The religious profile of Republicans and independents who lean to the Republican Party suggests that Senator John McCain’s attack on certain Christian Right leaders may cloud his chances to succeed in Southern states, as well as certain Midwestern and Western states where white evangelicals(1) make up the largest religious bloc of voters. This group comprises 46% of Republicans in Southern Super Tuesday states and 30% in Midwestern and Western states that will hold primaries in the next two weeks. New York and California, where white evangelical Protestants are far less numerous, may be more hospitable to the Arizona senator. Catholics make up a majority of Republicans in the Empire state (52%) and, along with mainline Protestants, are the largest religious group in the Golden state.
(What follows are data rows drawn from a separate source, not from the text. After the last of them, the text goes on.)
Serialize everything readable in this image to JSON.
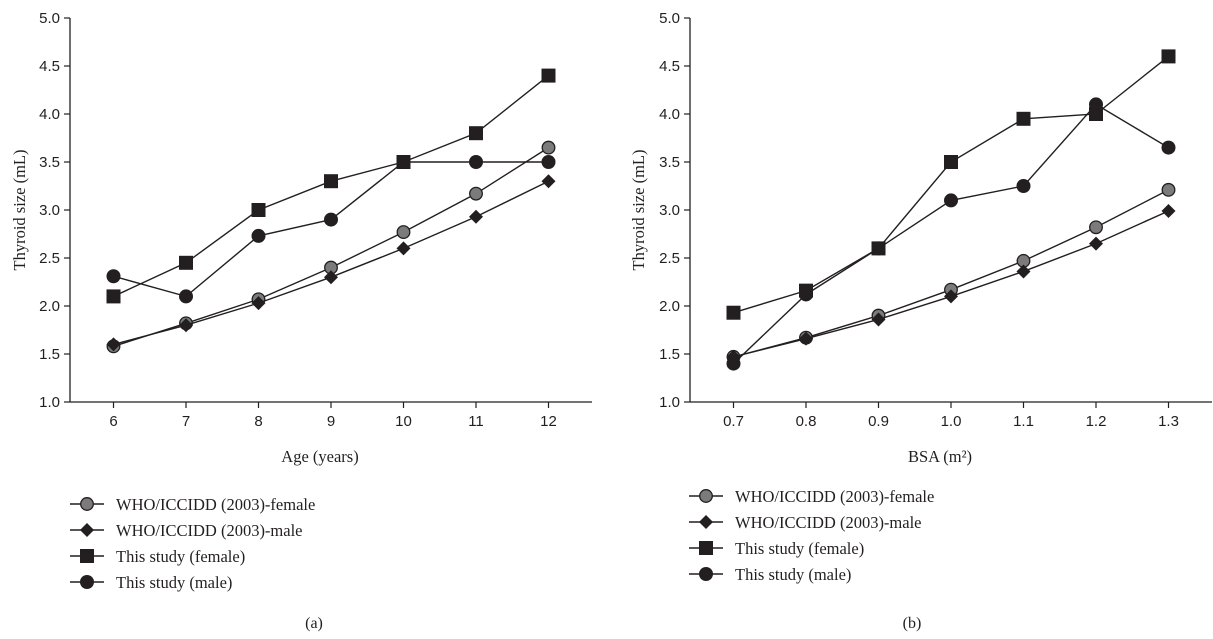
{
  "chart_data": [
    {
      "type": "line",
      "panel_label": "(a)",
      "xlabel": "Age (years)",
      "ylabel": "Thyroid size (mL)",
      "x": [
        6,
        7,
        8,
        9,
        10,
        11,
        12
      ],
      "x_tick_labels": [
        "6",
        "7",
        "8",
        "9",
        "10",
        "11",
        "12"
      ],
      "xlim": [
        5.4,
        12.6
      ],
      "ylim": [
        1.0,
        5.0
      ],
      "y_tick_labels": [
        "1.0",
        "1.5",
        "2.0",
        "2.5",
        "3.0",
        "3.5",
        "4.0",
        "4.5",
        "5.0"
      ],
      "grid": false,
      "legend_position": "bottom",
      "series": [
        {
          "name": "WHO/ICCIDD (2003)-female",
          "marker": "circle-gray",
          "values": [
            1.58,
            1.82,
            2.07,
            2.4,
            2.77,
            3.17,
            3.65
          ]
        },
        {
          "name": "WHO/ICCIDD (2003)-male",
          "marker": "diamond",
          "values": [
            1.6,
            1.8,
            2.03,
            2.3,
            2.6,
            2.93,
            3.3
          ]
        },
        {
          "name": "This study (female)",
          "marker": "square",
          "values": [
            2.1,
            2.45,
            3.0,
            3.3,
            3.5,
            3.8,
            4.4
          ]
        },
        {
          "name": "This study (male)",
          "marker": "circle",
          "values": [
            2.31,
            2.1,
            2.73,
            2.9,
            3.5,
            3.5,
            3.5
          ]
        }
      ]
    },
    {
      "type": "line",
      "panel_label": "(b)",
      "xlabel": "BSA (m²)",
      "ylabel": "Thyroid size (mL)",
      "x": [
        0.7,
        0.8,
        0.9,
        1.0,
        1.1,
        1.2,
        1.3
      ],
      "x_tick_labels": [
        "0.7",
        "0.8",
        "0.9",
        "1.0",
        "1.1",
        "1.2",
        "1.3"
      ],
      "xlim": [
        0.64,
        1.36
      ],
      "ylim": [
        1.0,
        5.0
      ],
      "y_tick_labels": [
        "1.0",
        "1.5",
        "2.0",
        "2.5",
        "3.0",
        "3.5",
        "4.0",
        "4.5",
        "5.0"
      ],
      "grid": false,
      "legend_position": "bottom",
      "series": [
        {
          "name": "WHO/ICCIDD (2003)-female",
          "marker": "circle-gray",
          "values": [
            1.47,
            1.67,
            1.9,
            2.17,
            2.47,
            2.82,
            3.21
          ]
        },
        {
          "name": "WHO/ICCIDD (2003)-male",
          "marker": "diamond",
          "values": [
            1.47,
            1.66,
            1.86,
            2.1,
            2.36,
            2.65,
            2.99
          ]
        },
        {
          "name": "This study (female)",
          "marker": "square",
          "values": [
            1.93,
            2.16,
            2.6,
            3.5,
            3.95,
            4.0,
            4.6
          ]
        },
        {
          "name": "This study (male)",
          "marker": "circle",
          "values": [
            1.4,
            2.12,
            2.6,
            3.1,
            3.25,
            4.1,
            3.65
          ]
        }
      ]
    }
  ]
}
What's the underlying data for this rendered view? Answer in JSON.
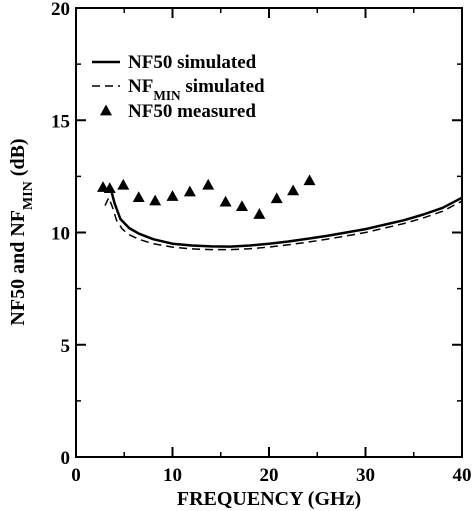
{
  "chart_data": {
    "type": "line",
    "xlabel": "FREQUENCY (GHz)",
    "ylabel_parts": [
      "NF50 and NF",
      "MIN",
      " (dB)"
    ],
    "xlim": [
      0,
      40
    ],
    "ylim": [
      0,
      20
    ],
    "x_ticks": [
      0,
      10,
      20,
      30,
      40
    ],
    "y_ticks": [
      0,
      5,
      10,
      15,
      20
    ],
    "grid": false,
    "legend_position": "upper-left",
    "legend": [
      {
        "style": "solid",
        "label_parts": [
          "NF50 simulated"
        ]
      },
      {
        "style": "dashed",
        "label_parts": [
          "NF",
          "MIN",
          " simulated"
        ]
      },
      {
        "style": "triangle",
        "label_parts": [
          "NF50 measured"
        ]
      }
    ],
    "series": [
      {
        "name": "NF50 simulated",
        "style": "solid",
        "x": [
          3.2,
          3.6,
          4.0,
          4.6,
          5.5,
          6.5,
          8,
          10,
          12,
          14,
          16,
          18,
          20,
          22,
          24,
          26,
          28,
          30,
          32,
          34,
          36,
          38,
          40
        ],
        "y": [
          11.8,
          11.95,
          11.3,
          10.6,
          10.2,
          9.95,
          9.7,
          9.5,
          9.42,
          9.38,
          9.37,
          9.42,
          9.5,
          9.6,
          9.72,
          9.85,
          10.0,
          10.15,
          10.35,
          10.55,
          10.8,
          11.1,
          11.55
        ]
      },
      {
        "name": "NFMIN simulated",
        "style": "dashed",
        "x": [
          3.0,
          3.4,
          3.8,
          4.2,
          4.8,
          5.5,
          6.5,
          8,
          10,
          12,
          14,
          16,
          18,
          20,
          22,
          24,
          26,
          28,
          30,
          32,
          34,
          36,
          38,
          40
        ],
        "y": [
          11.2,
          11.55,
          11.1,
          10.55,
          10.15,
          9.9,
          9.7,
          9.5,
          9.35,
          9.27,
          9.24,
          9.24,
          9.28,
          9.35,
          9.45,
          9.57,
          9.7,
          9.85,
          10.0,
          10.2,
          10.4,
          10.65,
          10.95,
          11.4
        ]
      },
      {
        "name": "NF50 measured",
        "style": "triangle",
        "x": [
          2.8,
          3.5,
          4.9,
          6.5,
          8.2,
          10.0,
          11.8,
          13.7,
          15.5,
          17.2,
          19.0,
          20.8,
          22.5,
          24.2
        ],
        "y": [
          12.0,
          11.95,
          12.1,
          11.55,
          11.4,
          11.6,
          11.8,
          12.1,
          11.35,
          11.15,
          10.8,
          11.5,
          11.85,
          12.3
        ]
      }
    ]
  }
}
Note: 1. This is a self identification that cuts across denominational lines, but Baptists make up the lion’s share of the group, while Methodists, Lutherans and Presbyterians predominate among mainline Protestants. White Evangelicals are not only much more conservative than mainline Protestants and Catholics on social issues, but also on a range of political values. Fully, 64% describe themselves as conservative. See “The Diminishing Divide: American Churches, American Politics.” Pew Research Center, June 25, 1996.
McCain’s strategy may also be called into question by the results of a Newsweek poll, which found just 20% of Catholic Republicans saying they were less likely to vote for George W. Bush because of his courting Christian conservatives, but an even larger number of white evangelical Protestants (41%) saying they were more likely to vote for him because of it.